The bill approved Wednesday was proposed partly in response to a case in which police publicly identified a mother who abandoned her child at a Wichita hospital, The Wichita Eagle reported.
The law allows parents or guardians to leave a baby less than 45 days old in a "safe haven" without being prosecuted. The child becomes a ward of the state.
The proposed bill, which now goes to the Senate, would amend the state's Newborn Infant Protection Act to allow a parent or guardian who leaves a child at a safe haven to decline to provide his or her name. The person could also provide family or medical history information anonymously. It also would allow safe havens to keep information on the parent or guardian confidential, except if child abuse is suspected.

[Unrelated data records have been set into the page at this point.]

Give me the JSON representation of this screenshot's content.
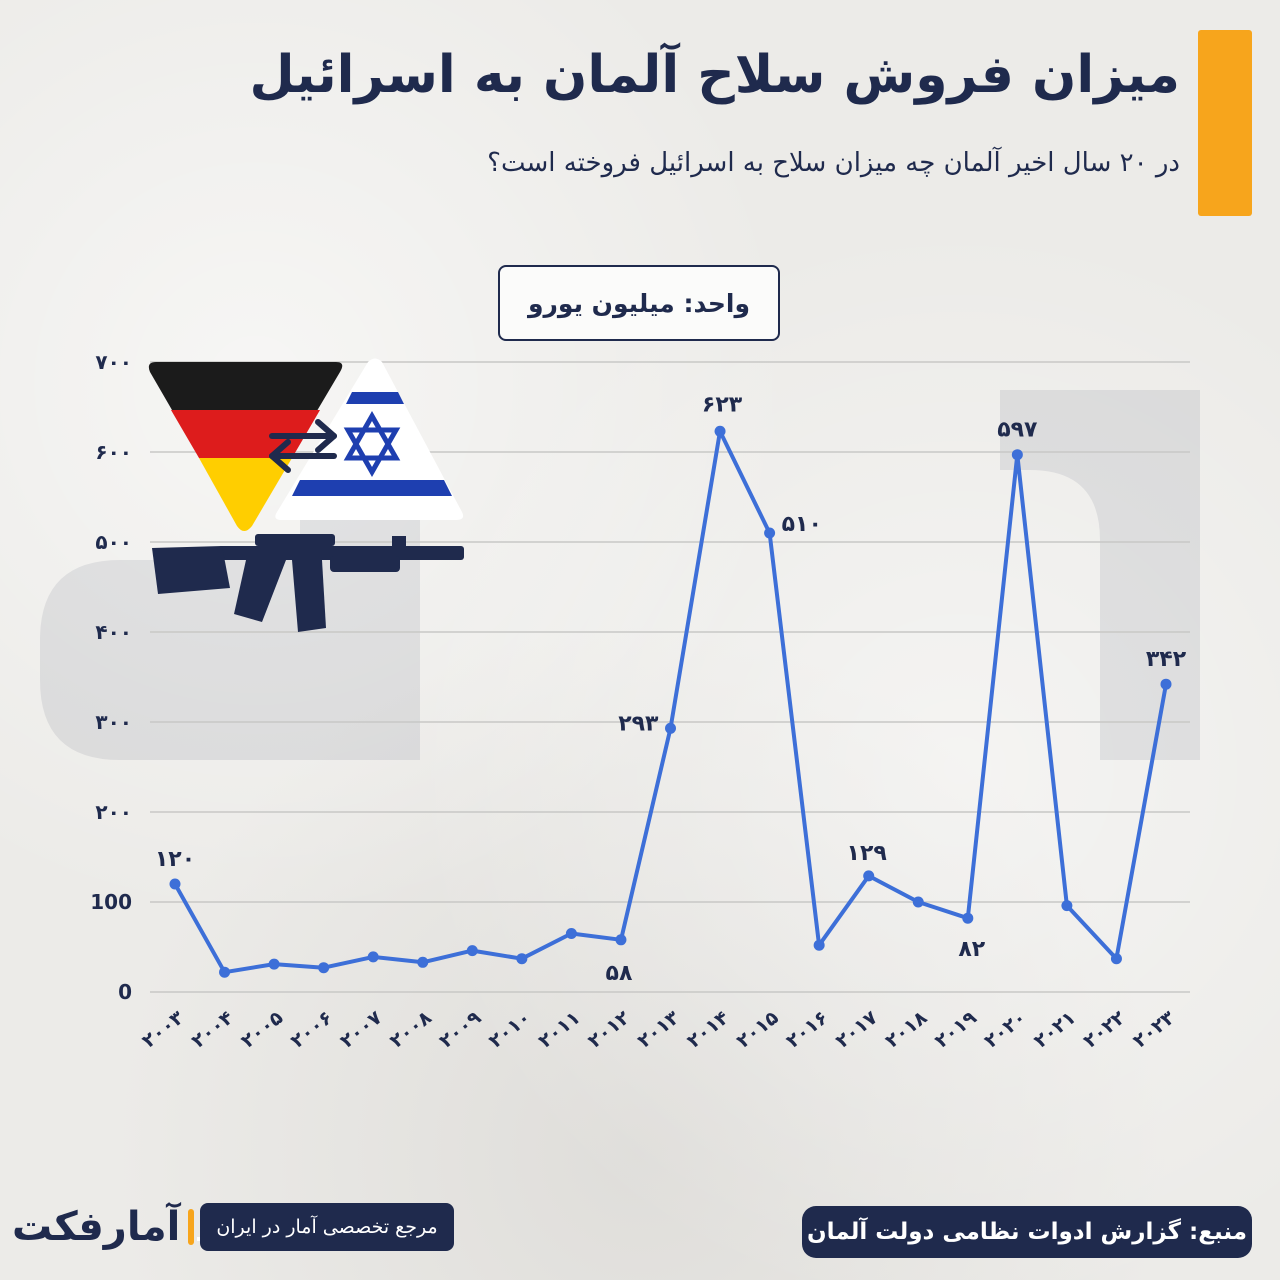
{
  "header": {
    "title": "میزان فروش سلاح آلمان به اسرائیل",
    "subtitle": "در ۲۰ سال اخیر آلمان چه میزان سلاح به اسرائیل فروخته است؟"
  },
  "unit_label": "واحد: میلیون یورو",
  "footer": {
    "source": "منبع: گزارش ادوات نظامی دولت آلمان",
    "reference": "مرجع تخصصی آمار در ایران",
    "logo_text": "آمارفکت"
  },
  "colors": {
    "line": "#3d6fd8",
    "text": "#1f2a4d",
    "accent": "#f7a51c"
  },
  "illustration": {
    "icons": [
      "germany-flag-triangle",
      "israel-flag-triangle",
      "exchange-arrows-icon",
      "rifle-icon"
    ]
  },
  "chart_data": {
    "type": "line",
    "title": "",
    "xlabel": "",
    "ylabel": "",
    "ylim": [
      0,
      700
    ],
    "y_ticks": [
      "0",
      "100",
      "۲۰۰",
      "۳۰۰",
      "۴۰۰",
      "۵۰۰",
      "۶۰۰",
      "۷۰۰"
    ],
    "y_tick_values": [
      0,
      100,
      200,
      300,
      400,
      500,
      600,
      700
    ],
    "x": [
      "۲۰۰۳",
      "۲۰۰۴",
      "۲۰۰۵",
      "۲۰۰۶",
      "۲۰۰۷",
      "۲۰۰۸",
      "۲۰۰۹",
      "۲۰۱۰",
      "۲۰۱۱",
      "۲۰۱۲",
      "۲۰۱۳",
      "۲۰۱۴",
      "۲۰۱۵",
      "۲۰۱۶",
      "۲۰۱۷",
      "۲۰۱۸",
      "۲۰۱۹",
      "۲۰۲۰",
      "۲۰۲۱",
      "۲۰۲۲",
      "۲۰۲۳"
    ],
    "series": [
      {
        "values": [
          120,
          22,
          31,
          27,
          39,
          33,
          46,
          37,
          65,
          58,
          293,
          623,
          510,
          52,
          129,
          100,
          82,
          597,
          96,
          37,
          342
        ]
      }
    ],
    "data_labels": [
      {
        "index": 0,
        "text": "۱۲۰"
      },
      {
        "index": 9,
        "text": "۵۸"
      },
      {
        "index": 10,
        "text": "۲۹۳"
      },
      {
        "index": 11,
        "text": "۶۲۳"
      },
      {
        "index": 12,
        "text": "۵۱۰"
      },
      {
        "index": 14,
        "text": "۱۲۹"
      },
      {
        "index": 16,
        "text": "۸۲"
      },
      {
        "index": 17,
        "text": "۵۹۷"
      },
      {
        "index": 20,
        "text": "۳۴۲"
      }
    ],
    "grid": true
  }
}
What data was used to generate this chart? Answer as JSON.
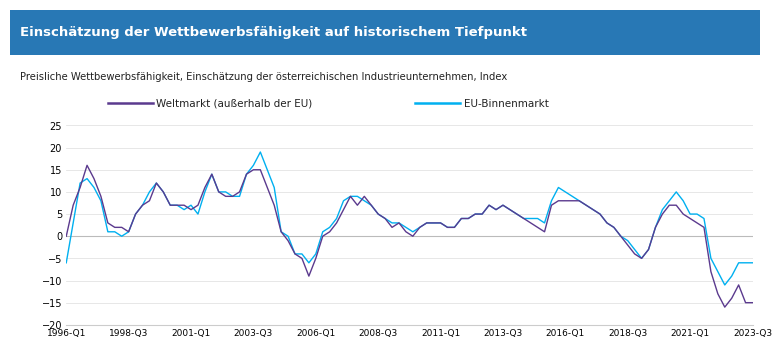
{
  "title_box": "Einschätzung der Wettbewerbsfähigkeit auf historischem Tiefpunkt",
  "subtitle": "Preisliche Wettbewerbsfähigkeit, Einschätzung der österreichischen Industrieunternehmen, Index",
  "title_bg_color": "#2878b5",
  "title_text_color": "#ffffff",
  "line1_label": "Weltmarkt (außerhalb der EU)",
  "line2_label": "EU-Binnenmarkt",
  "line1_color": "#5b3a8e",
  "line2_color": "#00b0f0",
  "ylim": [
    -20,
    27
  ],
  "yticks": [
    -20,
    -15,
    -10,
    -5,
    0,
    5,
    10,
    15,
    20,
    25
  ],
  "xtick_labels": [
    "1996-Q1",
    "1998-Q3",
    "2001-Q1",
    "2003-Q3",
    "2006-Q1",
    "2008-Q3",
    "2011-Q1",
    "2013-Q3",
    "2016-Q1",
    "2018-Q3",
    "2021-Q1",
    "2023-Q3"
  ],
  "bg_color": "#ffffff",
  "grid_color": "#cccccc",
  "weltmarkt": [
    0,
    7,
    11,
    16,
    13,
    9,
    3,
    2,
    2,
    1,
    5,
    7,
    8,
    12,
    10,
    7,
    7,
    7,
    6,
    7,
    11,
    14,
    10,
    9,
    9,
    10,
    14,
    15,
    15,
    11,
    7,
    1,
    -1,
    -4,
    -5,
    -9,
    -5,
    0,
    1,
    3,
    6,
    9,
    7,
    9,
    7,
    5,
    4,
    2,
    3,
    1,
    0,
    2,
    3,
    3,
    3,
    2,
    2,
    4,
    4,
    5,
    5,
    7,
    6,
    7,
    6,
    5,
    4,
    3,
    2,
    1,
    7,
    8,
    8,
    8,
    8,
    7,
    6,
    5,
    3,
    2,
    0,
    -2,
    -4,
    -5,
    -3,
    2,
    5,
    7,
    7,
    5,
    4,
    3,
    2,
    -8,
    -13,
    -16,
    -14,
    -11,
    -15,
    -15
  ],
  "eumarkt": [
    -6,
    3,
    12,
    13,
    11,
    8,
    1,
    1,
    0,
    1,
    5,
    7,
    10,
    12,
    10,
    7,
    7,
    6,
    7,
    5,
    10,
    14,
    10,
    10,
    9,
    9,
    14,
    16,
    19,
    15,
    11,
    1,
    0,
    -4,
    -4,
    -6,
    -4,
    1,
    2,
    4,
    8,
    9,
    9,
    8,
    7,
    5,
    4,
    3,
    3,
    2,
    1,
    2,
    3,
    3,
    3,
    2,
    2,
    4,
    4,
    5,
    5,
    7,
    6,
    7,
    6,
    5,
    4,
    4,
    4,
    3,
    8,
    11,
    10,
    9,
    8,
    7,
    6,
    5,
    3,
    2,
    0,
    -1,
    -3,
    -5,
    -3,
    2,
    6,
    8,
    10,
    8,
    5,
    5,
    4,
    -5,
    -8,
    -11,
    -9,
    -6,
    -6,
    -6
  ]
}
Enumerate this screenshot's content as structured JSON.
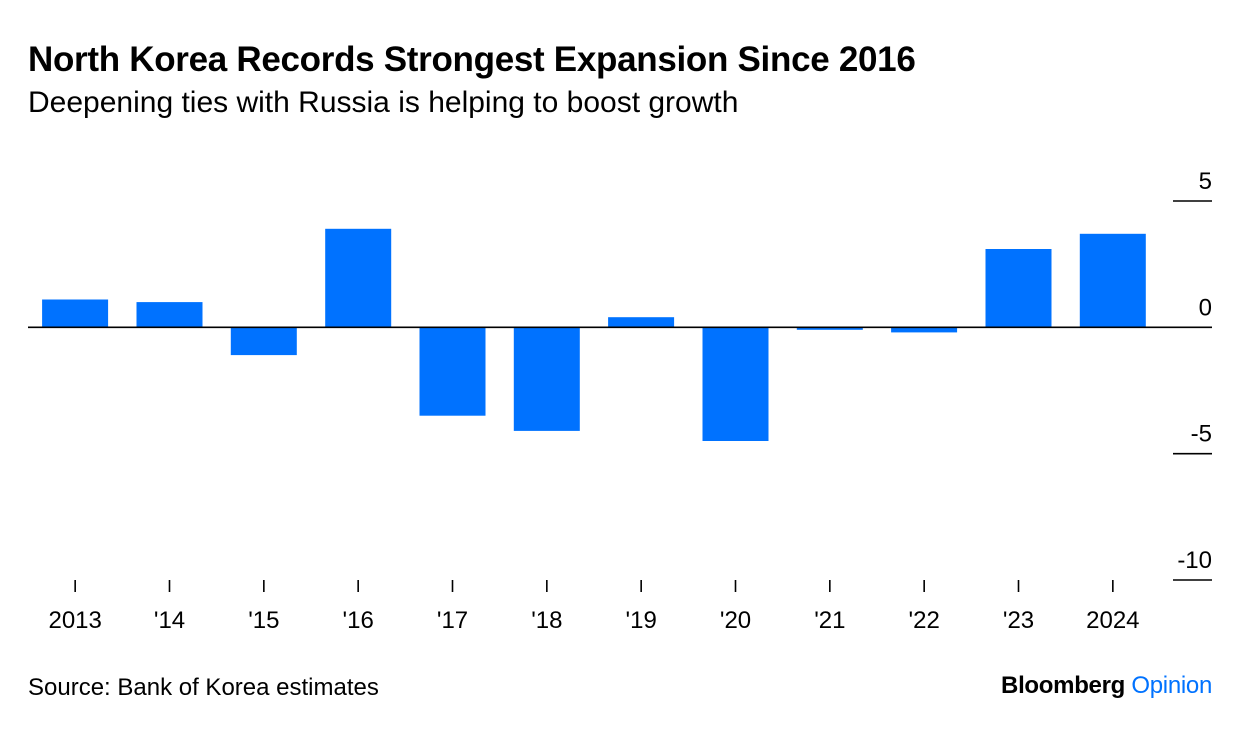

Rep. Jan Pauls, D-Hutchinson, who introduced the bill, said some young mothers abandon their babies to conceal their pregnancies from relatives and others.
"We don't want to influence someone not to turn a baby in because they're afraid it will be known publicly," Pauls said. "We want to prevent someone in a difficult situation from just hiding the child or tossing the child into a trash can."
Pauls said she didn't want a repeat of a January incident in which police launched a public search for a woman who left her newborn son at the neonatal intensive care unit at Via Christi Hospital St. Joseph Hospital. Police distributed the woman's name and picture to media.
Following criticism, Wichita police said the safe haven law shields parents from prosecution but does not guarantee anonymity. They said they wanted to find the woman to ensure her welfare. She was found safe.